Qualche scena ricorda “L’ultima corvée”, il film girato da Hal Ashby nel 1973, con Jack Nicholson e Randy Quaid: un giovane marinaio deve essere accompagnato in carcere dove sconterà otto anni – un piccolo furto, ma erano soldi destinati alla beneficenza. I due che gli fanno da scorta decidono di prolungare la missione per fargli godere un po’ la vita. Il figlio del veterano Steve Carrell ha una laurea, ma il pezzo di carta non impedisce a nessuno di mettersi nei guai, e in Iraq ogni mossa è un guaio.

 

Durante il viaggio con la salma – sempre un classico, mai che vada liscio, il tragico e il grottesco sono sempre legati a doppio filo – scopriamo che i tre sono legati da una storiaccia. Viene raccontata per frammenti, fuggendo le spiegazioni. Ma il vero miracolo di Linklater sta nel riuscire a girare un film patriottico mettendoci la frase: “Gli americani sono gli unici aggressori che pretendono di essere amati”.

Mariarosa Mancuso

 


 

Il più straordinario party della Festa, tutto calme, luxe et volupté, era quello a casa Zanganeh, a San Lorenzo in Lucina in onore di Antonio e Jacquie Monda. I padroni di casa Nilou e Lila, madre e figlia, esprimono nel ricevere il meglio della cultura persiana.
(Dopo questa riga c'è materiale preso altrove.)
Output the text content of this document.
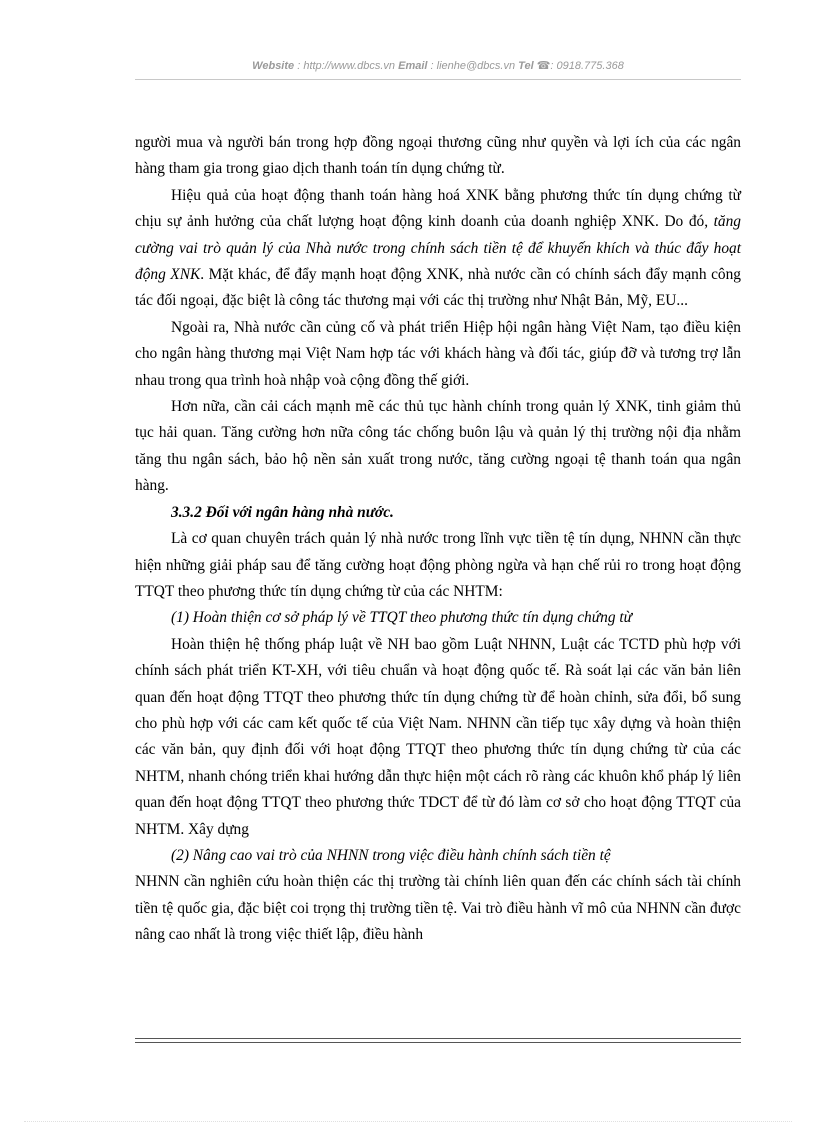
Website : http://www.dbcs.vn Email : lienhe@dbcs.vn Tel ☎: 0918.775.368

người mua và người bán trong hợp đồng ngoại thương cũng như quyền và lợi ích của các ngân hàng tham gia trong giao dịch thanh toán tín dụng chứng từ.

Hiệu quả của hoạt động thanh toán hàng hoá XNK bằng phương thức tín dụng chứng từ chịu sự ảnh hưởng của chất lượng hoạt động kinh doanh của doanh nghiệp XNK. Do đó, tăng cường vai trò quản lý của Nhà nước trong chính sách tiền tệ để khuyến khích và thúc đẩy hoạt động XNK. Mặt khác, để đẩy mạnh hoạt động XNK, nhà nước cần có chính sách đẩy mạnh công tác đối ngoại, đặc biệt là công tác thương mại với các thị trường như Nhật Bản, Mỹ, EU...

Ngoài ra, Nhà nước cần củng cố và phát triển Hiệp hội ngân hàng Việt Nam, tạo điều kiện cho ngân hàng thương mại Việt Nam hợp tác với khách hàng và đối tác, giúp đỡ và tương trợ lẫn nhau trong qua trình hoà nhập voà cộng đồng thế giới.

Hơn nữa, cần cải cách mạnh mẽ các thủ tục hành chính trong quản lý XNK, tinh giảm thủ tục hải quan. Tăng cường hơn nữa công tác chống buôn lậu và quản lý thị trường nội địa nhằm tăng thu ngân sách, bảo hộ nền sản xuất trong nước, tăng cường ngoại tệ thanh toán qua ngân hàng.

3.3.2 Đối với ngân hàng nhà nước.

Là cơ quan chuyên trách quản lý nhà nước trong lĩnh vực tiền tệ tín dụng, NHNN cần thực hiện những giải pháp sau để tăng cường hoạt động phòng ngừa và hạn chế rủi ro trong hoạt động TTQT theo phương thức tín dụng chứng từ của các NHTM:

(1) Hoàn thiện cơ sở pháp lý về TTQT theo phương thức tín dụng chứng từ

Hoàn thiện hệ thống pháp luật về NH bao gồm Luật NHNN, Luật các TCTD phù hợp với chính sách phát triển KT-XH, với tiêu chuẩn và hoạt động quốc tế. Rà soát lại các văn bản liên quan đến hoạt động TTQT theo phương thức tín dụng chứng từ để hoàn chỉnh, sửa đổi, bổ sung cho phù hợp với các cam kết quốc tế của Việt Nam. NHNN cần tiếp tục xây dựng và hoàn thiện các văn bản, quy định đối với hoạt động TTQT theo phương thức tín dụng chứng từ của các NHTM, nhanh chóng triển khai hướng dẫn thực hiện một cách rõ ràng các khuôn khổ pháp lý liên quan đến hoạt động TTQT theo phương thức TDCT để từ đó làm cơ sở cho hoạt động TTQT của NHTM. Xây dựng

(2) Nâng cao vai trò của NHNN trong việc điều hành chính sách tiền tệ

NHNN cần nghiên cứu hoàn thiện các thị trường tài chính liên quan đến các chính sách tài chính tiền tệ quốc gia, đặc biệt coi trọng thị trường tiền tệ. Vai trò điều hành vĩ mô của NHNN cần được nâng cao nhất là trong việc thiết lập, điều hành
Il libro di Lila, “Un incantevole sogno di felicità” (L’Ancora del Mediterraneo, 2011) è un appassionato viaggio tra le opere di Vladimir Nabokov; un sortilegio letterario da leggere e rileggere when you’re feeling blue. Jacquie, in verde splendente, reduce da troppe cene ufficiali, aveva giurato di non mangiare; ma arrivate le magnifiche pietanze della cucina iraniana, tra cui un favoloso riso basmati alla ciliegia, non ha resistito. Tra gli ospiti, Giovanna Melandri, Fabrizio Ferri e Geraldina Polverelli, Quirino Conti, Gabriella D’Annunzio (Vogue); la capa della comunicazione per l’Accademia di Santa Cecilia, Anouk Aspisi, ci ha presentato sua moglie, Lara Pace, fisioterapista. Giorgio Ferrara e Benoit Jacquot arrivavano dalla proiezione ufficiale del loro documentario “Il mondo in scena”, molto applaudito. Nella sala pienissima del MAXXI c’erano, tra tanti altri, un bellissimo contingente di carabinieri spoletini in divisa, il sindaco di Spoleto Fabrizio Cardarelli, Lillio e Maria Pia Ruspoli, Margherita Boniver, Claudio e Anna Strinati, Paola Sturchio, Alessandra Levantesi Kezich e Maria Teresa Venturini Fendi, che continua la tradizione filantropica della compianta zia Carla Fendi, colonna della cultura italiana. Domani resoconto dell’avvincente incontro con il critico cinematografico del New York Times A.O. Scott (“Elogio della critica”, Il Saggiatore) e Annette Insdorf, docente di cinema alla Columbia University. Ha scritto libri sul cinema di Krysztof Kieslowski, Francois Truffaut, Phillip Kaufman e uno su cinema e Olocausto. Sempre domani, l’elenco dei film della Festa più amati finora.

 

Finché c’è Prosecco c’è speranza” (Panorama Italia, Alice nella città) è un film italiano da vedere. Gloria Satta, autorevole voce del Messaggero, ne parlava all’Auditorium con entusiasmo, e Gloria raramente si sbaglia. Giuseppe Battiston e Teclo Celio sono i versatili, simpatici protagonisti. Tratto dal giallo di Fulvio Ervas, esce a Halloween. Tanto per dire come sono spesso trattati i pochi film nostri da consigliare, i produttori non hanno avuto un soldo dalle istituzioni, e nemmeno dai produttori del Prosecco.